Father, Mother,
Father, Mother,
(ISBN: 978-90-79418-62-6)

     


DESCRIPTION

In this novella from Herman Adèr, the autobiographical elements are more obvious than in his previous novellas and stories. Yet, the first-person narrator is nowhere centre stage, the father and the mother remain the main characters all along. However, this detached manner of writing emphasizes how very evocative various scenes are. It could be said that the novella deals with Death. With the sudden death of the father, and with the slow, painful deterioration of the mother into her dementia, followed by death. Yet it is not a sad novella. This is caused by the indestructible cheerfulness that the mother possesses, which never leaves her, not even at the end of her life, when she hardly recognizes anyone and her world becomes ever more limited. It is as if people near her suffer more in the end than she does herself. The novella ‘Father, mother,’ is translated from the Dutch novella ‘Vader, Moeder’, also published by Johannes van Kessel.


Fragment: FUNERAL

With a drive we didn’t know she possessed, my mother, as soon as she had finished washing and dressing father, started making phone calls: the doctor, the minister and us, the children.

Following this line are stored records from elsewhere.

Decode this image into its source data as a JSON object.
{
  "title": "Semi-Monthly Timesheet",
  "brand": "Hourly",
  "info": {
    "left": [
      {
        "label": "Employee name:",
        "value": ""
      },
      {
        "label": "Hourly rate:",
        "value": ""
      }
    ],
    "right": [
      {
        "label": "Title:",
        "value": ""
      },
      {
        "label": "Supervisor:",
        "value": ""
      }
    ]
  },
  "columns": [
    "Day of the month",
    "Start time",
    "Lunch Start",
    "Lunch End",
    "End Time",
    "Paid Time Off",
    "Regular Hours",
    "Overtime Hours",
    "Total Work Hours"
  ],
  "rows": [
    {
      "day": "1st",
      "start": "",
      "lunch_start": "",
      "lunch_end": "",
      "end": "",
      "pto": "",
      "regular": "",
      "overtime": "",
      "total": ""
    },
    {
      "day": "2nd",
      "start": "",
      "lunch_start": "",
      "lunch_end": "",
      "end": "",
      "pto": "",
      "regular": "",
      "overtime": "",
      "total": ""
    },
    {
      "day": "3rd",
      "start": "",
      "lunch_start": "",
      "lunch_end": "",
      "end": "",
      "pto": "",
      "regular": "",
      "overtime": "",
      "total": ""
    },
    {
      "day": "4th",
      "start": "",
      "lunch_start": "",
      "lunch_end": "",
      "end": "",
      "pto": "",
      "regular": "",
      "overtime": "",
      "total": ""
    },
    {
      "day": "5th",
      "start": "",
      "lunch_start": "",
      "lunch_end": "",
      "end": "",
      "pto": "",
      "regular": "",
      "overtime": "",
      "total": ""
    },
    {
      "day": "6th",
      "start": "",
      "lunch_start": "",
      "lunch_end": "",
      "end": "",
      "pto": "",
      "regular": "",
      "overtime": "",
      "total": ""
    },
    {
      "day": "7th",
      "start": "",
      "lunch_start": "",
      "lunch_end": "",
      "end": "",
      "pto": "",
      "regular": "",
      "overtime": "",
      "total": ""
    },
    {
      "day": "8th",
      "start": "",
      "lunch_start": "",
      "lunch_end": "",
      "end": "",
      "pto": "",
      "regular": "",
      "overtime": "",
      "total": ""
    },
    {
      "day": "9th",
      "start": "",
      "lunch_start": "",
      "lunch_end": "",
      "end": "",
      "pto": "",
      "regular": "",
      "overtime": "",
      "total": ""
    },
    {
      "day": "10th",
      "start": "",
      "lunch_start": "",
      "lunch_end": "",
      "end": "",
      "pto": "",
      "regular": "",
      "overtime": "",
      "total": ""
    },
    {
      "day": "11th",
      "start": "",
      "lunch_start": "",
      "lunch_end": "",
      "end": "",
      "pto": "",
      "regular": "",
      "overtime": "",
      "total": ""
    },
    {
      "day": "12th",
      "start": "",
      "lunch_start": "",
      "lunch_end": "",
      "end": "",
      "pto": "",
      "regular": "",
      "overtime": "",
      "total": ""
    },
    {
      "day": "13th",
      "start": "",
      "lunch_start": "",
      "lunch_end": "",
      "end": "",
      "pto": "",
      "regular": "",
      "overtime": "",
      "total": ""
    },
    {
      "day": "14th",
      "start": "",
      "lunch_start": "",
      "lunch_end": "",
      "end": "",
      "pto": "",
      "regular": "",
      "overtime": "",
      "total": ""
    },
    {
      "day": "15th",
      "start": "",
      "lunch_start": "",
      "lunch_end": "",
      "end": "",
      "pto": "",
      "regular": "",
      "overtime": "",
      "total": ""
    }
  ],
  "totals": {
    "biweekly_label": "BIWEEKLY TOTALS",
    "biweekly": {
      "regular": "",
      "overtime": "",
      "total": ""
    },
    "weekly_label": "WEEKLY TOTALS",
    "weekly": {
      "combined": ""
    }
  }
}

Because we could not get there soon enough, we could not prevent that mother, following the undertaker’s advice, had father placed on a bier in the room where he had died.

Since the days were getting warmer, it had been necessary to place the coffin in a cooler, the fan of which gave off a continuous whirr and even at some moments, quite suddenly, rattled loudly. You had to speak quite loudly to get over all that noise.

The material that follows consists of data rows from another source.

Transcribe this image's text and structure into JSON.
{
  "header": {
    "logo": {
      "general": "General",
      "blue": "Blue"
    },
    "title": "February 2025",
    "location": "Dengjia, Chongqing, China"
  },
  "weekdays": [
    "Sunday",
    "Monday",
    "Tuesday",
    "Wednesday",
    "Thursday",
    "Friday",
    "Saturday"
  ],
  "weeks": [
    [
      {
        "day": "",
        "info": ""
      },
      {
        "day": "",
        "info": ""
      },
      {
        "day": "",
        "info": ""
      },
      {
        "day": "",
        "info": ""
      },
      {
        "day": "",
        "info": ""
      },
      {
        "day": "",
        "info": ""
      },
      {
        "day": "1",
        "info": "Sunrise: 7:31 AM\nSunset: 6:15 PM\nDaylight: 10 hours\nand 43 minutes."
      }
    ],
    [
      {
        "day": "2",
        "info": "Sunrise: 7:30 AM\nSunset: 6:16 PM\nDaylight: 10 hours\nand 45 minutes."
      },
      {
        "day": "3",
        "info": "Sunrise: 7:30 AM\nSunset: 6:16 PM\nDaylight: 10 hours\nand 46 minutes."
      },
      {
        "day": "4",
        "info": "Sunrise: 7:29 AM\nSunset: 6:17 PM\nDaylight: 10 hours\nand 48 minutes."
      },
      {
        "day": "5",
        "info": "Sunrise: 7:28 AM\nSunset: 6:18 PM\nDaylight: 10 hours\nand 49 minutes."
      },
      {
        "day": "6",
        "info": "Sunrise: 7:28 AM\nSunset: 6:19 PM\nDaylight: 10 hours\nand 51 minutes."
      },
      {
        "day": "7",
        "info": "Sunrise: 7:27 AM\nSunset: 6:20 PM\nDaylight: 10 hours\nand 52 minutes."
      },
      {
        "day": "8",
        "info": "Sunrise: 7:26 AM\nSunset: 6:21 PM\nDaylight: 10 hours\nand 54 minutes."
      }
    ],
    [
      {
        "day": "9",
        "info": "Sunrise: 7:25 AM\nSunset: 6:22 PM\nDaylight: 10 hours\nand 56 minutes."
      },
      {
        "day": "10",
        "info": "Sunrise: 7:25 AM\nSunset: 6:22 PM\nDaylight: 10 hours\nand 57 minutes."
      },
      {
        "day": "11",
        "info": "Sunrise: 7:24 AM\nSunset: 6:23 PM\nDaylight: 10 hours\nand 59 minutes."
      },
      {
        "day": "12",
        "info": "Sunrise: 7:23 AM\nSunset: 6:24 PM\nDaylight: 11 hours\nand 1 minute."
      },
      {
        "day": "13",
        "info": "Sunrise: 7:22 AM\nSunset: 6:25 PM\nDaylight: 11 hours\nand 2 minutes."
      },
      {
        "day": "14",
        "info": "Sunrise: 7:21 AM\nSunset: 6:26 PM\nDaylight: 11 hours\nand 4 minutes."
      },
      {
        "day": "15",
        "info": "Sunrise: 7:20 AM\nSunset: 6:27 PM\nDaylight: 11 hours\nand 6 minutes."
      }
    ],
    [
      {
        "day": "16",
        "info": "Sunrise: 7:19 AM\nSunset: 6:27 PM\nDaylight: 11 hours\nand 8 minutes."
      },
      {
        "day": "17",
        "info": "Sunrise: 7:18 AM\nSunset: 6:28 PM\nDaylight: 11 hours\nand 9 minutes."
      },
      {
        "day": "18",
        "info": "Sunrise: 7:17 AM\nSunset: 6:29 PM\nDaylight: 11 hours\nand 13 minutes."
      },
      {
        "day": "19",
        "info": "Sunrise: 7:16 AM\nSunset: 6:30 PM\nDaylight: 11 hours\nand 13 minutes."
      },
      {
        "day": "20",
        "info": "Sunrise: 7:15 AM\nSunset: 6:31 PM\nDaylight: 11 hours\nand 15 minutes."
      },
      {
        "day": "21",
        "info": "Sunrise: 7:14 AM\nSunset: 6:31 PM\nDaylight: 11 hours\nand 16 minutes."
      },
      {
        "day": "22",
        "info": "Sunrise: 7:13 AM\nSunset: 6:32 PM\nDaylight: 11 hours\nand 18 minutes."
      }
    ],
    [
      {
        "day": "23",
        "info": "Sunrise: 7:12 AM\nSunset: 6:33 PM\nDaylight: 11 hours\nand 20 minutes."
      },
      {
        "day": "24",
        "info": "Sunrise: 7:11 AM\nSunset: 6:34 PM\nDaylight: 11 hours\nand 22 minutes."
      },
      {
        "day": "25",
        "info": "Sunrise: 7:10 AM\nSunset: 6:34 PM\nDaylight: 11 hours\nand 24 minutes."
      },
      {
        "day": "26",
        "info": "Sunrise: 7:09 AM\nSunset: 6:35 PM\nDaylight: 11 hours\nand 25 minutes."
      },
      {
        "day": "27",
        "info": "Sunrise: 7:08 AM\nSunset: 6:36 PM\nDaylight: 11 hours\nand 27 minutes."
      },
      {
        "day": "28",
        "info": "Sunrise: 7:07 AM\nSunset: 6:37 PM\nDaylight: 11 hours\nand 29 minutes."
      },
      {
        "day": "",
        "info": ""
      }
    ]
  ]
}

Tranquil, loving attention was not really possible under those conditions (However, my eldest sister and I did not feel that kind of attention anyway, which suited us. It was our mother we mainly loved. It was not until much later that we began to realise that father had spent a major part of his life in controlling mother’s unfocussed generosity and her accommodating, laissez-fare approach to our upbringing. She always let us have our own way, except when father intervened, when it got out-of-hand.

I have to add that for my younger sister, the situation was quite different: she really loved him, and understood more than us elder siblings his incessant struggle with the three inseparable friends Melancholy, Sadness and Loneliness.)

With the imperturbable cheerfulness, that would always remain part of mother, she proudly displayed father’s dead body to everyone who came to offer their condolences. Besides the family, that included really all the village.

Most people did not know how to respond, except for a few curious old men, who were in the habit of going to all funerals for miles around, looking for excitement and free coffee and cake.

As we are not a religious family, my father was laid in state without any candles or crosses, and so very different from local custom. There was not even a minister in the bedroom to offer prayers to support my grieving mother. She did not even appear to be grieving that much (In those last months before his death, I think we not only neglected my father but also my mother. Since she was well into her eighties, that last period must have been hard, plodding along with Father.)

My nine-year-old cousin, who arrived later together with my brother-in-law, found it creepy to see grandfather lying there, his chin supported by a small stick which the undertaker had put there to keep his mouth from falling open. He did not really dare to look, and hid his small face fearfully in my brother-in-law’s red jacket.

My niece did have the courage to look, but after careful observation, she burst into tears. We had trouble understanding: “But this isn't grandfather anymore.” And she was right: father’s face now was waxy pale, and it was distorted into a strange grimace, in which his habitually embarrassed smile was no longer recognizable.

Thus, mother’s cheerfulness was understandable: She did not present her beloved, recently deceased husband, she presented an object of interest to the people. And an object of interest it was, on this the villagers agreed, although they did not express themselves in this manner, because the standard protocol for this kind of situation does not provide for it.